In 1999, some 1,000 years after they were hunted into extinction because of their pelts, 18 beavers were released into the wilds of Jutland.
Now, almost 20 years later, nature’s engineers have gnawed, dammed and bred their way into an estimated population of about 200 individuals. But while nature enthusiasts are celebrating, others are not as impressed.
That’s because beavers have a considerable impact on their surroundings, whether it’s gnawing down trees or damming up streams. A number of citizens living near beavers have reported their land being flooded as a result of the beaver dams.
“We all thought it was exciting to start with – when the beavers were situated in a limited area. But now it’s got out of hand. There are too many of them and we can’t control them,” Peter Busck, a spokesperson for the Dansk Skovforening forestry association, told TV2 News.
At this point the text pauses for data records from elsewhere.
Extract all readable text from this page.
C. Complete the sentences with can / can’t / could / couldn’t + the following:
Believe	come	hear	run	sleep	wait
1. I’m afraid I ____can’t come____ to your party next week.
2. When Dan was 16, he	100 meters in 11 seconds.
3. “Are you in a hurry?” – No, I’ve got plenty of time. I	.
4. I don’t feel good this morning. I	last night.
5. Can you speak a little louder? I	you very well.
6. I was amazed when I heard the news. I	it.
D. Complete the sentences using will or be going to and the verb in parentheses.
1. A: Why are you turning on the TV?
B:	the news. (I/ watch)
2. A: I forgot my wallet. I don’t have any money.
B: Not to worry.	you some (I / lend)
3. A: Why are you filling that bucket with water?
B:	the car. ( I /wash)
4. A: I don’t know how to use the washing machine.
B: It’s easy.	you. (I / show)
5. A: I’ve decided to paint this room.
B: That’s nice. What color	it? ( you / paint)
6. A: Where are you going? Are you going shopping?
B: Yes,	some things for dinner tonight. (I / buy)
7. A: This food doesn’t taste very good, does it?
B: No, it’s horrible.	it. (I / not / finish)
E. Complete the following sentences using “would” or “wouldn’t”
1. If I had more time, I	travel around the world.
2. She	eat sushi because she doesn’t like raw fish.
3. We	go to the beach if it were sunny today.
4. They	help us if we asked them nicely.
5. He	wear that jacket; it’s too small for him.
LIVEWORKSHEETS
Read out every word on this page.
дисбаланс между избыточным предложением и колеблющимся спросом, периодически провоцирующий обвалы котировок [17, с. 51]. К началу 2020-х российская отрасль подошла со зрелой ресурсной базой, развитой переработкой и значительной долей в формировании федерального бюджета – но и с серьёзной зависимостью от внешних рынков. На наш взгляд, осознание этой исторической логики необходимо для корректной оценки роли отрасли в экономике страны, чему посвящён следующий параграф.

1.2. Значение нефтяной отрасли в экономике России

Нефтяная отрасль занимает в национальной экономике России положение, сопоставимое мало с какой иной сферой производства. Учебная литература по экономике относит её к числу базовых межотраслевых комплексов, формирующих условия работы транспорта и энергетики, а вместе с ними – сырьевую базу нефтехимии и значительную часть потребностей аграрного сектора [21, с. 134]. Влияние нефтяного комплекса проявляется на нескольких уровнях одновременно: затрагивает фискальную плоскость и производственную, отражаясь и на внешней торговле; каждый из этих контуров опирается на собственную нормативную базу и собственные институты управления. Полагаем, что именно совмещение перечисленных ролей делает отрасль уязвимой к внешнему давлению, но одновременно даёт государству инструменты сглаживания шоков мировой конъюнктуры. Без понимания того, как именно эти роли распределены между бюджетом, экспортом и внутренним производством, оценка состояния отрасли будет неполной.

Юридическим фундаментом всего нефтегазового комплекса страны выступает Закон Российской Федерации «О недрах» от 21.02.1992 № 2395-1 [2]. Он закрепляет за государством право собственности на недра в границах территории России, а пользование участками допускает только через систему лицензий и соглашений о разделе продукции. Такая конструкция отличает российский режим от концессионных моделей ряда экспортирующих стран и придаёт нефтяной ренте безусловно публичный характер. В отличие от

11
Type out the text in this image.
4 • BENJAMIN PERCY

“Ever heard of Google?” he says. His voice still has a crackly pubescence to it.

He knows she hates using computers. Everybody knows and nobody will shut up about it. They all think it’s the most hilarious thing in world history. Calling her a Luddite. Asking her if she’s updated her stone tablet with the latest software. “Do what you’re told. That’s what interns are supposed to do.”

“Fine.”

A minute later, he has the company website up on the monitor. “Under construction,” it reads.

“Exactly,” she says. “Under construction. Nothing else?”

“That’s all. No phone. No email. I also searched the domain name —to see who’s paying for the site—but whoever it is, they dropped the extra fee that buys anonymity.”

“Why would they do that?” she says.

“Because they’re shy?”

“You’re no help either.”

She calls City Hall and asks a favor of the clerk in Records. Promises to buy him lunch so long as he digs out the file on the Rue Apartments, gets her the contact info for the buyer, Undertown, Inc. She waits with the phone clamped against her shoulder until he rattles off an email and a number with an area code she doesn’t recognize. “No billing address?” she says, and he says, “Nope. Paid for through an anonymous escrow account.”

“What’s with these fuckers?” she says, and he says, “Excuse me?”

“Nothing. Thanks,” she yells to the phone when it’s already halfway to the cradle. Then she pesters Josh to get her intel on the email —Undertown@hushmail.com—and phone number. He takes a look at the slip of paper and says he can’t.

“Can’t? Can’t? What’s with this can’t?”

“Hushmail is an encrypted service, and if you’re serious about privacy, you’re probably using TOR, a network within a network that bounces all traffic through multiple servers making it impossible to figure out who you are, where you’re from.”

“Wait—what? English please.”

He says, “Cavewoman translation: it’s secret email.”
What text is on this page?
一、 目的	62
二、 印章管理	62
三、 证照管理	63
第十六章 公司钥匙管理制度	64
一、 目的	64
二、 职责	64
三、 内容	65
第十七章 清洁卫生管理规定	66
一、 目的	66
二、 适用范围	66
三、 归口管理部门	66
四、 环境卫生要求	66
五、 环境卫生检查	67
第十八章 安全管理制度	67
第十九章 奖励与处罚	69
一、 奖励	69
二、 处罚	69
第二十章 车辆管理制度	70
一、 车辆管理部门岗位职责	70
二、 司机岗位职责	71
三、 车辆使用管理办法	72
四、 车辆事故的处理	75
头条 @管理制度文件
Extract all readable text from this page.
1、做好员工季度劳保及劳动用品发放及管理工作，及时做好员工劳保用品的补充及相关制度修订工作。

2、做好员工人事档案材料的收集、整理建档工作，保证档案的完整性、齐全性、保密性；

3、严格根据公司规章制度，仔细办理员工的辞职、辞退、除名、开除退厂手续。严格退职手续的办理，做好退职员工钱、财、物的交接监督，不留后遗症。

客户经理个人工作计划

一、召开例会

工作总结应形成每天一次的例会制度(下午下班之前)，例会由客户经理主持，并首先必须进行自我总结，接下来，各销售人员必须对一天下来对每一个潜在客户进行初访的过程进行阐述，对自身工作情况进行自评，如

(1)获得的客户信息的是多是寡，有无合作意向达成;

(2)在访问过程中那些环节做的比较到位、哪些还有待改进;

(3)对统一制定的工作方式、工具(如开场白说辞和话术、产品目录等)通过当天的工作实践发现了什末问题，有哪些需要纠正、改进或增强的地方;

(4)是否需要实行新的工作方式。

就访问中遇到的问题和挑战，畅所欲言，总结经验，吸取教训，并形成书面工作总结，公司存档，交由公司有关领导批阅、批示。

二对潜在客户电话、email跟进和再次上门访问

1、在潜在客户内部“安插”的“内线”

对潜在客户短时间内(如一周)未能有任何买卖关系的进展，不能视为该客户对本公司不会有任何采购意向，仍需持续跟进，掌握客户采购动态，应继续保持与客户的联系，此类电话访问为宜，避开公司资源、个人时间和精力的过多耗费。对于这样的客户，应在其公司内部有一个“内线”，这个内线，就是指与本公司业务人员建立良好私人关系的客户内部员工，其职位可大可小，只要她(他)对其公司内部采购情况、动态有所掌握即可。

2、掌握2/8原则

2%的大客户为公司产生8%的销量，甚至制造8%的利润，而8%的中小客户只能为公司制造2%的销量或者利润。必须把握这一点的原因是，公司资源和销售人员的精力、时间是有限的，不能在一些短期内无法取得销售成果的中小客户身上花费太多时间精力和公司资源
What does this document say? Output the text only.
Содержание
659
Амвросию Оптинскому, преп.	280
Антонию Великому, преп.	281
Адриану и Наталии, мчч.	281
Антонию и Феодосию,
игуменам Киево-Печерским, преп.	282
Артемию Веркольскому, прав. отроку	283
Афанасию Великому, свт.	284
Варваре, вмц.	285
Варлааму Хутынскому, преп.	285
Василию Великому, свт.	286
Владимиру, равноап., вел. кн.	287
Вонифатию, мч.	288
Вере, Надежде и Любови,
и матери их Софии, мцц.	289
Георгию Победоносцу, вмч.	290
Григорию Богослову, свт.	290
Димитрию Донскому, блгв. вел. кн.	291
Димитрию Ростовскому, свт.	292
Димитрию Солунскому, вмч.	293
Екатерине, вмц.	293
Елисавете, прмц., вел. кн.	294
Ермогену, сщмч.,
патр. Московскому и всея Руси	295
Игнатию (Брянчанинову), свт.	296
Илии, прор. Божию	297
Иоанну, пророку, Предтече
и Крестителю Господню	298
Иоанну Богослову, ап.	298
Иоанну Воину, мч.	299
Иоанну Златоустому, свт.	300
“If forest or pastoral areas are flooded to the extent that the landowner can’t produce what was intended, then there’s a problem.”
What … and where … is the plan?
The landowners have asked the government for help in regulating the beavers – but they are protected and a legislation change would be required for them to be controlled via hunting.
A new management plan for the beavers was supposed to have been presented in 2016, but it has been postponed a number of times. The environment and food minister, Jakob Ellemann-Jensen, said it was a challenge to find out how the rodents and humans can co-exist.
“It’s important to say the beaver is a protected species. It also contributes well to the biodiversity of the Danish nature, but of course there needs to be a balance,” he told TV2 News.
The news follows similar items regarding the progress of wolves, racoon dogs and grey seals in Denmark.